Cet extrait du roman constitue, dans sa fonction de préfiguration de la chute du Consul dans le cloaque, un contrepoint à la philosophie de la rédemption telle qu'elle est véhiculée par le chœur dans l'épilogue du Faust II. Le manichéisme quelque peu simpliste de cette affiche ne l'empêche pas d'être une synthèse picturale très réussie des préoccupations eschatologiques du Consul. Celui-ci y voit la projection de ses fantasmes par rapport au Jugement Dernier, et nul doute que le soulagement repéré sur le visage d'un des ivrognes en partance pour l'Enfer ne soit, du moins en partie, une interprétation tendancieuse du contenu pictural par le Consul dipsomane. Les personnages grotesques et démoniaques qui, outre les anges et les humains partagés en deux catégories (les élus et les damnés), composent cet étrange tableau ne sont pas sans rappeler quelques créatures de la Walpurgisnacht (ou Nuit de Sabbat) du Faust I de Goethe; les anges aux ailes métonymiquement « abnégatrices » ont évoqué pour la critique lowryenne, par un effet de déplacement ironique, l'esprit de négation (« Der Geist der stets verneint ») qui définit Méphistophélès dans cette même œuvre548. L'ascension de Marguerite au Ciel dans l'opéra de Gounod, tout comme celle d'Yvonne parmi les Pléiades, trouve son pendant parmi les femmes solitaires. En revanche, si les intentions parodiques du maître d'œuvre Lowry sont bien comprises, les épouses esseulées et jalouses de la chute infernale de leurs époux sont comme une dénégation bouffonne, voire sacrilège, du pouvoir d'intercession de Marguerite et des autres saintes pénitentes auprès de l'Eternel-Féminin dans le Faust II de Goethe. Enfin, le soulagement des époux peut aussi préfigurer, dans une vision démultipliée, le choix du Consul qui n'a qu'une envie, à la fin du chapitre X : rejoindre le Farolito, antichambre de l'Enfer où il recherche son salut dans l'alcool. La fonction narrative de l'affiche picturale est donc claire : elle forme à la fois un raccourci saisissant des possibilités de rédemption dans le roman et préfigure la damnation pitoyable du Consul.

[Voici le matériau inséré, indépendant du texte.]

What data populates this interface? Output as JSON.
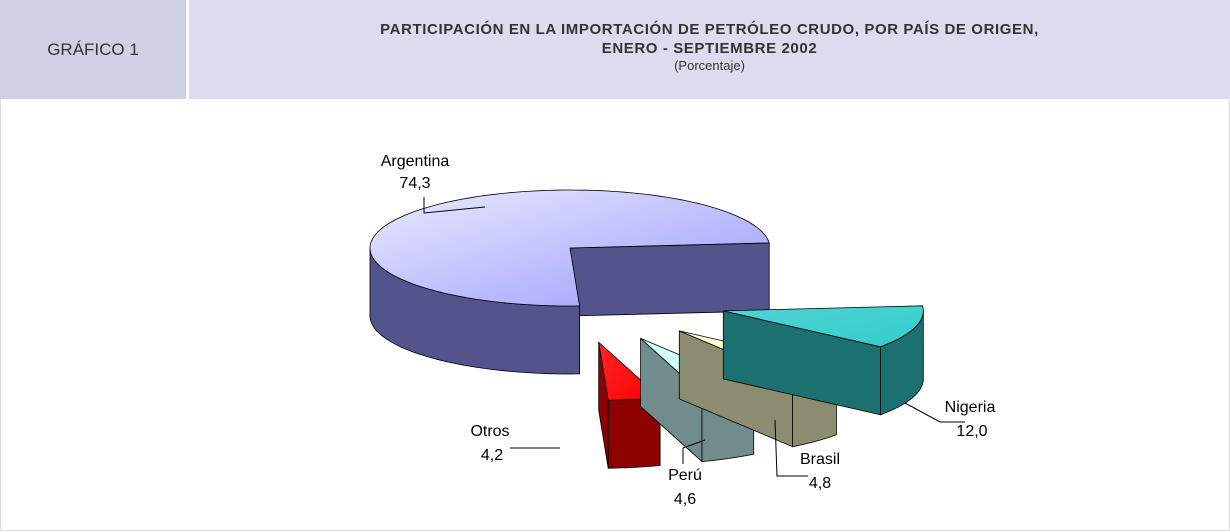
{
  "chart_data": {
    "type": "pie3d",
    "figure_label": "GRÁFICO 1",
    "title": [
      "PARTICIPACIÓN EN LA IMPORTACIÓN DE PETRÓLEO CRUDO, POR PAÍS DE ORIGEN,",
      "ENERO - SEPTIEMBRE 2002"
    ],
    "subtitle": "(Porcentaje)",
    "categories": [
      "Nigeria",
      "Brasil",
      "Perú",
      "Otros",
      "Argentina"
    ],
    "values": [
      12.0,
      4.8,
      4.6,
      4.2,
      74.3
    ],
    "value_labels": [
      "12,0",
      "4,8",
      "4,6",
      "4,2",
      "74,3"
    ],
    "colors": [
      "#33cccc",
      "#ffffcc",
      "#ccffff",
      "#ff0000",
      "#9999ff"
    ]
  }
}
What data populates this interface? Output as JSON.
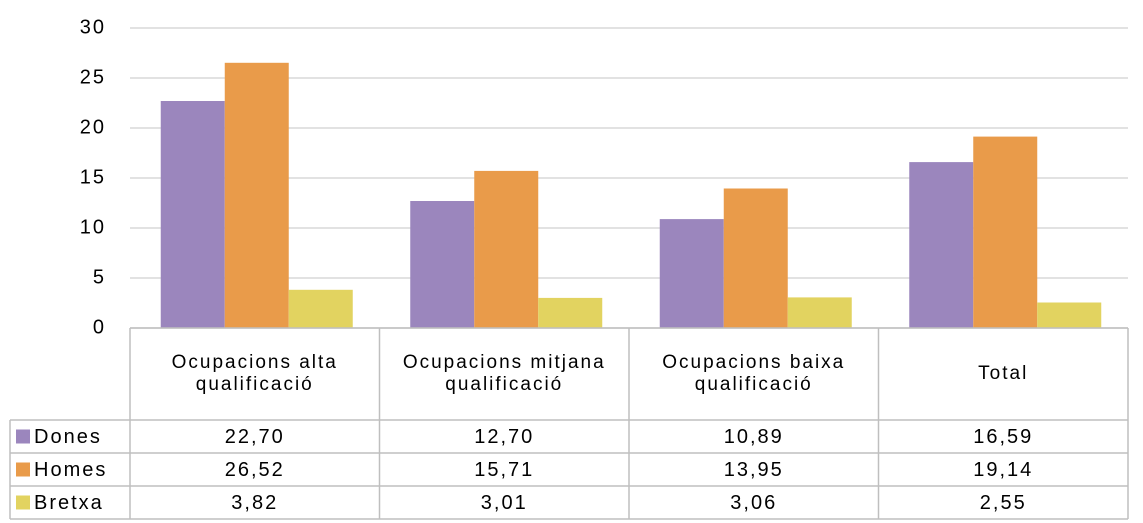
{
  "chart_data": {
    "type": "bar",
    "categories": [
      "Ocupacions alta qualificació",
      "Ocupacions mitjana qualificació",
      "Ocupacions baixa qualificació",
      "Total"
    ],
    "series": [
      {
        "name": "Dones",
        "color": "#9b86bd",
        "values": [
          22.7,
          12.7,
          10.89,
          16.59
        ],
        "value_labels": [
          "22,70",
          "12,70",
          "10,89",
          "16,59"
        ]
      },
      {
        "name": "Homes",
        "color": "#e99b4a",
        "values": [
          26.52,
          15.71,
          13.95,
          19.14
        ],
        "value_labels": [
          "26,52",
          "15,71",
          "13,95",
          "19,14"
        ]
      },
      {
        "name": "Bretxa",
        "color": "#e2d360",
        "values": [
          3.82,
          3.01,
          3.06,
          2.55
        ],
        "value_labels": [
          "3,82",
          "3,01",
          "3,06",
          "2,55"
        ]
      }
    ],
    "ylim": [
      0,
      30
    ],
    "yticks": [
      0,
      5,
      10,
      15,
      20,
      25,
      30
    ],
    "grid": true
  }
}
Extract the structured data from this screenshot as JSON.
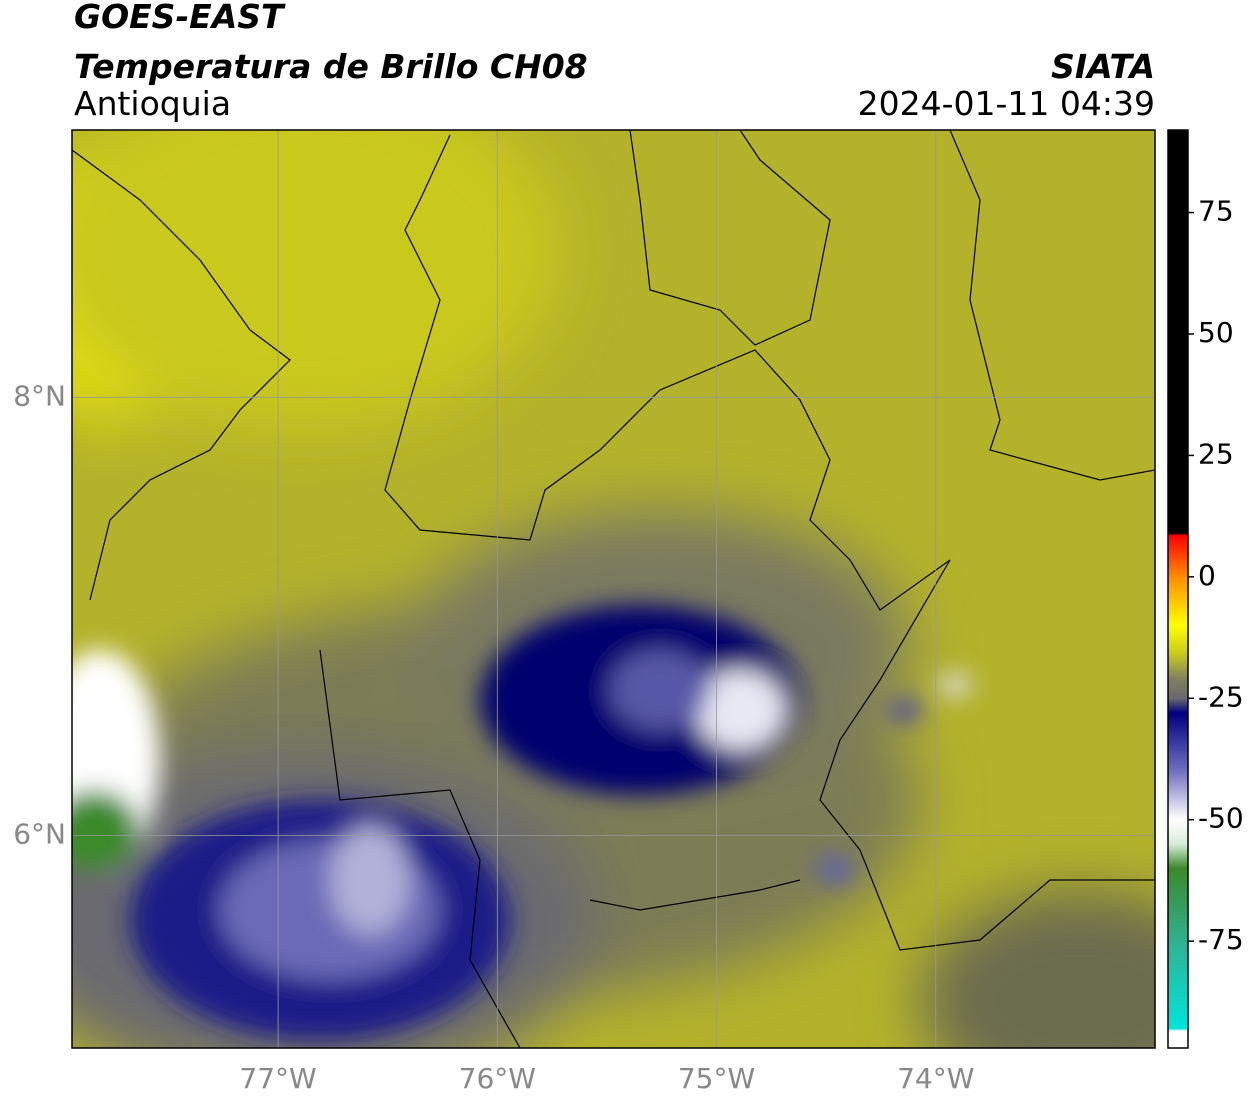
{
  "header": {
    "title": "GOES-EAST",
    "subtitle": "Temperatura de Brillo CH08",
    "region": "Antioquia",
    "source": "SIATA",
    "datetime": "2024-01-11 04:39"
  },
  "map": {
    "xlim": [
      -77.94,
      -73.0
    ],
    "ylim": [
      5.03,
      9.22
    ],
    "xticks": [
      {
        "value": -77,
        "label": "77°W"
      },
      {
        "value": -76,
        "label": "76°W"
      },
      {
        "value": -75,
        "label": "75°W"
      },
      {
        "value": -74,
        "label": "74°W"
      }
    ],
    "yticks": [
      {
        "value": 8,
        "label": "8°N"
      },
      {
        "value": 6,
        "label": "6°N"
      }
    ],
    "grid": true
  },
  "colorbar": {
    "lim": [
      -97,
      92
    ],
    "ticks": [
      75,
      50,
      25,
      0,
      -25,
      -50,
      -75
    ],
    "stops": [
      {
        "value": 92,
        "color": "#000000"
      },
      {
        "value": 9,
        "color": "#000000"
      },
      {
        "value": 8.5,
        "color": "#ff0000"
      },
      {
        "value": 0,
        "color": "#ff8c00"
      },
      {
        "value": -10,
        "color": "#ffff00"
      },
      {
        "value": -16,
        "color": "#c8c820"
      },
      {
        "value": -21,
        "color": "#808060"
      },
      {
        "value": -25,
        "color": "#6a6a70"
      },
      {
        "value": -28,
        "color": "#000080"
      },
      {
        "value": -40,
        "color": "#7070c0"
      },
      {
        "value": -50,
        "color": "#ffffff"
      },
      {
        "value": -55,
        "color": "#d8ecd8"
      },
      {
        "value": -60,
        "color": "#3a8a2a"
      },
      {
        "value": -75,
        "color": "#30b090"
      },
      {
        "value": -93,
        "color": "#00e5dc"
      },
      {
        "value": -93.5,
        "color": "#ffffff"
      },
      {
        "value": -97,
        "color": "#ffffff"
      }
    ]
  }
}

En tant que telle, elle infirme les potentialités rédemptrices suggérées par l'épigraphe goethéenne, et oriente le roman vers le gouffre final.

Nous l'avions entrevu depuis le chapitre I de Under the Volcano : la tragédie du Consul s'apparente à celle du Docteur Faustus de Marlowe dans son irréversibilité, mais paraît encore plus désespérante, étant donné que l'Enfer y est essentiellement terrestre. La chute du Consul dans le cloaque n'est que l'aboutissement grotesque de sa conduite auto-destructrice. Quant aux potentialités rédemptrices suggérées par l'épigraphe goethéenne, elles peuvent être interprétées de manière ironique ou devenir extradiégétiques, c’est-à-dire envisageables pour un lecteur suffisamment édifié par le pan infernal de cette « Divine Comédie ivre. »

Héros tragique tenant d’Œdipe mais aussi de Prométhée, personnage faustien d’une tragédie moderne aussi sombre que son modèle élisabéthain, le Consul, pour résumer l’apport conjoint de Dante, Marlowe et Cocteau et a contrario celui de Goethe, est un mortel dont l’anéantissement est provoqué de manière suicidaire par l’implacable machine intérieure qui lui fait fuir le monde et désirer le « paradis de son désespoir ».

Notes
543.

Notre traduction. Celle de Jacques Darras, (« l'heure de l'ultime rejet stupidement prophylactique » (SV, p. 380)) est un élégant contresens.

544.

« Parián — the Farolito! he said to himself. The Lighthouse, the lighthouse that invites the storm, and lights it! » (UTV, pp. 199-200)

545.

« Yvonne imagines herself gathered up and swept up to the stars: a not dissimilar idea appears at the end of one of Julian Green’s books, but my notion came obviously from Faust, where Marguerite is hauled up to heaven on pulleys, while the devil hauls Faust down to hell.» (SL, p. 84 / CL1, p. 523).

546.

Voir notamment Companion, note 337.2, p. 414.

547.

« He was in Kashmir, he knew, lying in the meadows near running water among violets and trefoil, the Himalayas beyond, which made it all the more remarkable he should suddenly be setting out with Hugh and Yvonne to climb Popocatepetl.» (UTV, p. 374).

548.

Voir Companion, note 203.2., p. 276.